Peter shared his deliberations about the use of pesticides: ‘Now that we are using chemicals, for how long are we going to stay healthy? How long are we going to stay without, before we get sick? Because in most cases we get sick because our cells are being interfered with and this we know always come from three things. From the water we drink, from the food we eat, and from the air we breathe in. So when we spray these chemicals they hang into the air and we breathe them in, that is dangerous to our life. But the crops are always important, because if we get them is when we can get something to eat.
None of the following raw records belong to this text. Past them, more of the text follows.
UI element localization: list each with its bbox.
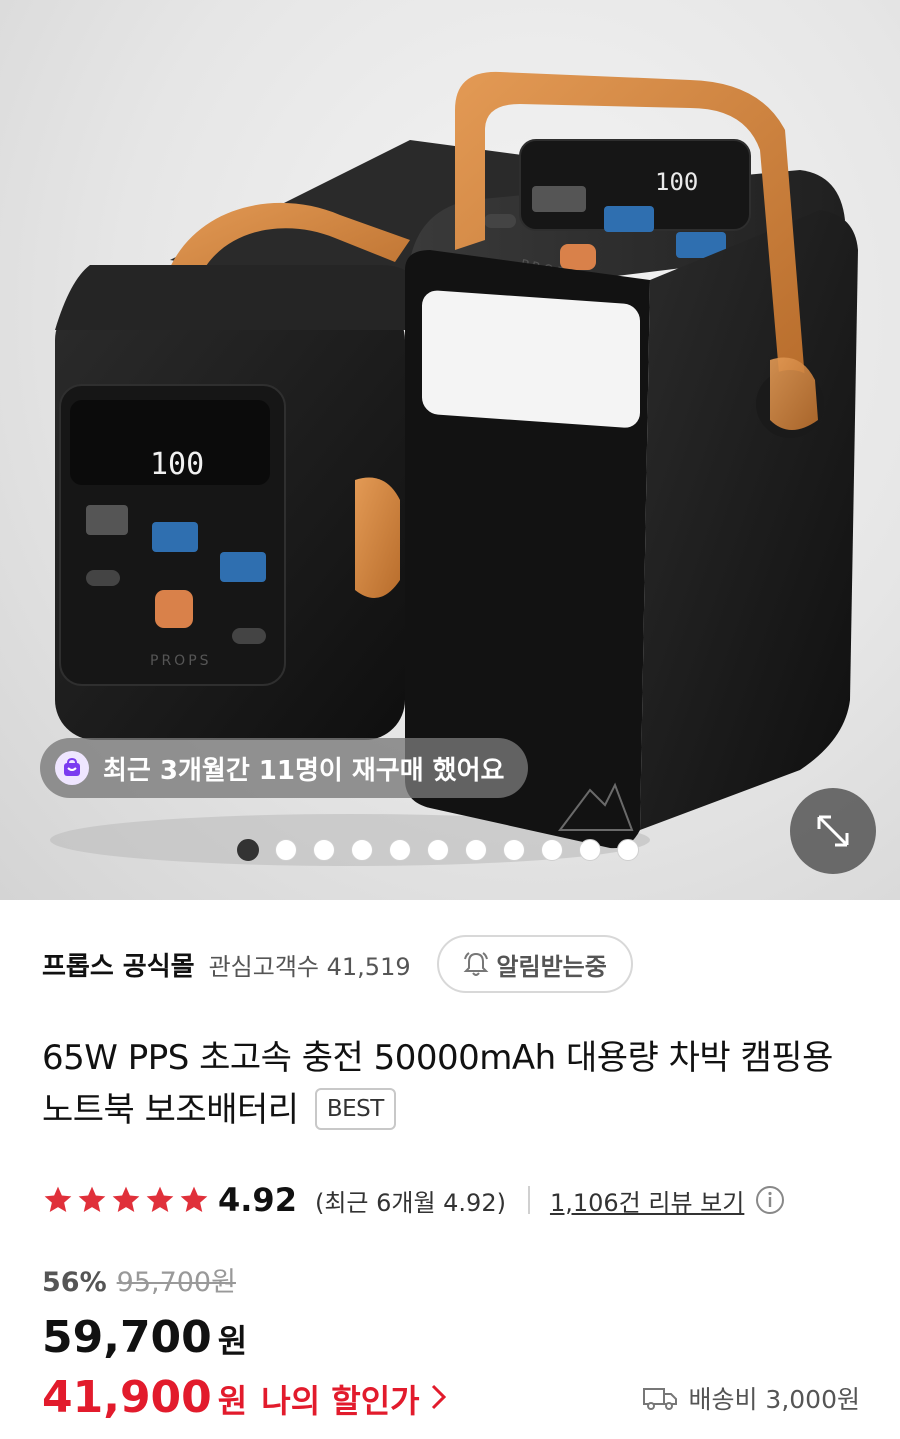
carousel-dot[interactable] [313,839,335,861]
original-price-row: 56% 95,700원 [42,1260,236,1299]
sale-price-currency: 원 [217,1322,248,1360]
original-price: 95,700원 [116,1267,236,1298]
carousel-dot[interactable] [237,839,259,861]
shipping-info: 배송비 3,000원 [642,1380,860,1416]
carousel-dot[interactable] [465,839,487,861]
rebuy-badge: 최근 3개월간 11명이 재구매 했어요 [40,738,528,798]
bell-icon [463,952,489,976]
carousel-dot[interactable] [617,839,639,861]
reviews-link[interactable]: 1,106건 리뷰 보기 [550,1183,744,1218]
carousel-dot[interactable] [389,839,411,861]
product-image-carousel[interactable]: 100 PROPS 100 PROPS [0,0,900,900]
rebuy-text: 최근 3개월간 11명이 재구매 했어요 [103,755,505,786]
star-icon [44,1186,72,1212]
followers-number: 41,519 [326,952,411,981]
star-icon [78,1186,106,1212]
my-discount-label: 나의 할인가 [261,1382,420,1420]
best-badge: BEST [314,1087,396,1130]
star-rating [42,1184,210,1216]
display-readout-right: 100 [655,168,698,196]
display-readout-left: 100 [150,447,204,482]
discount-rate: 56% [42,1267,107,1298]
notification-label: 알림받는중 [496,952,607,981]
carousel-dot[interactable] [351,839,373,861]
star-icon [146,1186,174,1212]
carousel-dot[interactable] [427,839,449,861]
expand-image-button[interactable] [790,788,876,874]
shopping-bag-icon [55,751,89,785]
my-discount-price: 41,900 [42,1372,212,1423]
followers-count: 관심고객수 41,519 [209,947,411,982]
carousel-dot[interactable] [503,839,525,861]
carousel-dot[interactable] [579,839,601,861]
rating-row: 4.92 (최근 6개월 4.92) 1,106건 리뷰 보기 [42,1176,872,1224]
truck-icon [643,1388,678,1410]
notification-button[interactable]: 알림받는중 [436,935,633,993]
sale-price: 59,700 [42,1312,212,1363]
rating-score: 4.92 [218,1181,297,1219]
star-icon [112,1186,140,1212]
info-icon[interactable] [754,1184,786,1216]
carousel-dot[interactable] [541,839,563,861]
carousel-dot[interactable] [275,839,297,861]
product-title-text: 65W PPS 초고속 충전 50000mAh 대용량 차박 캠핑용 노트북 보… [42,1038,833,1130]
sale-price-row: 59,700 원 [42,1312,247,1363]
chevron-right-icon [431,1384,446,1410]
brand-print-left: PROPS [150,653,212,669]
product-title: 65W PPS 초고속 충전 50000mAh 대용량 차박 캠핑용 노트북 보… [42,1032,862,1136]
divider [527,1186,530,1214]
recent-rating: (최근 6개월 4.92) [314,1188,506,1217]
expand-icon [817,815,849,847]
star-icon [180,1186,208,1212]
shipping-fee: 배송비 3,000원 [688,1385,860,1414]
my-discount-currency: 원 [217,1382,248,1420]
followers-label: 관심고객수 [208,952,319,981]
store-info-row: 프롭스 공식몰 관심고객수 41,519 알림받는중 [42,934,862,994]
carousel-indicator [237,839,639,861]
store-name-link[interactable]: 프롭스 공식몰 [42,946,195,983]
my-discount-price-row[interactable]: 41,900 원 나의 할인가 [42,1372,450,1423]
And that is the main thing we are trying to do, to get the food. Because if we don’t have food we die.’

 

His statement echoes the equation between food security and pesticide use that is part of a dominant discourse through official channels. But it also hints at the real dilemmas that small-scale farmers face, and where a pest infestation in their crops may have severe economic consequences. Finally, the questions he raises make me think of competing temporalities, of the uncertain ‘how long’ of good health, versus the immediate necessity of food.